Ram Baran Yadav (Nepali: रामवरण यादव) (born 4 February 1948) is the current President of Nepal. He was elected in July 2008 and is the country's first President. He previously served as Minister of Health and as General Secretary of the Nepali Congress party.
Yadav was the Minister of State for Health in the 1991-1994 Nepali Congress government. He was elected to the House of Representatives in the 1999 election as a candidate of the Nepali Congress. After that election, he became Minister of Health.
In May 2007, Yadav's residence in Janakpur was attacked by militants of the Janatantrik Terai Mukti Morcha (JTMM). The JTMM put up a seizure notice at the house, hoisted their flags at it and detonated a bomb.
Yadav contested the Dhanusa-5 constituency in the April 2008 Constituent Assembly election. He won the seat, obtaining 10,392 votes.
Yadav was elected as the first President of Nepal in a second round of voting on 21 July 2008. He received 308 out of the 590 votes cast in the Constituent Assembly, defeating Ram Raja Prasad Singh, who had been nominated by the Communist Party of Nepal (Maoist), in a second round of voting. Yadav was sworn in as President on 23 July 2008. Chief Justice Kedar Prasad Giri administered the oath of office and secrecy to Yadav at the presidential palace, Shital Niwas, Rastrapati Bhawan. Prime Minister Girija Prasad Koirala among others were present. Yadav also administered oath to Vice-President Parmananda Jha.
Ram Baran Yadav was born to Thani Yadav and Ram Rati Yadav on 4 February 1948 in the rural area at Sapahi Village Development Committee (VDC), Ward No. 9, Dhanusa district, Nepal. His mother tongue is Maithili.He qualified as a doctor and married the late Julekha Yadav. Yadav has two sons and a daughter.

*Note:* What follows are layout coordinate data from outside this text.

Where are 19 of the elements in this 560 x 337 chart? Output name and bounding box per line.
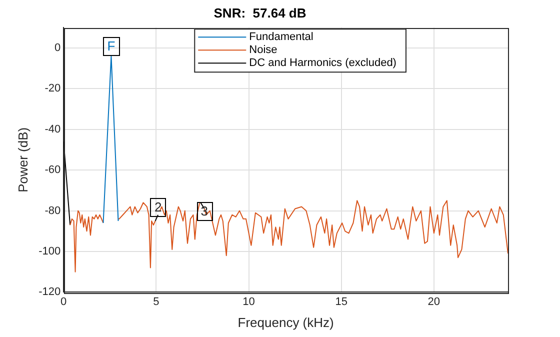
annotation: 2 [154, 199, 162, 214]
legend-label: DC and Harmonics (excluded) [249, 57, 396, 70]
legend-label: Noise [249, 44, 278, 56]
x-tick-label: 15 [335, 296, 348, 308]
y-tick-label: -60 [44, 164, 61, 176]
x-axis-title: Frequency (kHz) [238, 314, 334, 330]
y-axis-title: Power (dB) [15, 127, 30, 192]
x-tick-label: 5 [153, 296, 160, 308]
x-tick-label: 20 [428, 296, 440, 308]
y-tick-label: 0 [54, 42, 61, 54]
y-tick-label: -120 [38, 286, 61, 298]
annotation: F [107, 38, 116, 54]
x-tick-label: 10 [242, 296, 255, 308]
y-tick-label: -40 [44, 123, 61, 136]
legend-label: Fundamental [249, 31, 314, 44]
y-tick-label: -80 [44, 204, 61, 217]
chart-title: SNR: 57.64 dB [214, 5, 306, 20]
y-tick-label: -100 [38, 246, 61, 258]
y-tick-label: -20 [44, 82, 61, 95]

Yadav began his political career while a studying medicine in Calcutta, India. He came in contact with several Nepali politicians who had self-exiled themselves in India, such as B. P. Koirala, Ganesh Man Singh, Subarna Shamsher Rana, Pushpa Lal Shrestha, and Saroj Koirala. Inspired by these leaders, Yadav started engaging himself in politics actively. He championed the cause for multi-party democracy during the referendum held in 1980. While practicing as a physician for several years, he engaged himself in politics as an active cadre of the Nepali Congress Party. He was rural private practitioner for several years as well as a personal physician to Koirala; the first elected Prime Minister of Nepal, from 1980 to 1982.[clarification needed]
Yadav participated in the struggle for democracy for several decades. He spent nine months altogether in prison during the course of the struggle. After the restoration of multiparty democratic dispensation in Nepal in 1990, he spearheaded his political career with increased vigor and vitality. Yadav was elected twice as a Member of the House of Representatives from the Constituency No. 5 of Dhanusa district of Nepal. He became the Minister of State for Health from 1991 to 1994. He again took charge of the Ministry of Health as the Cabinet Minister from 1999 to 2001. Yadav was elected as a Member of the Constituent Assembly from the same constituency of Dhanusa District during the elections held on 10 April 2008.
Yadav discharged various responsibilities in the Nepali Congress Party. He was a member of the Central Working Committee for 15 years, and also a member of Parliamentary Board, and member of the Discipline Committee of the Party. Before being elected to the President, he was General Secretary of the Nepali Congress Party.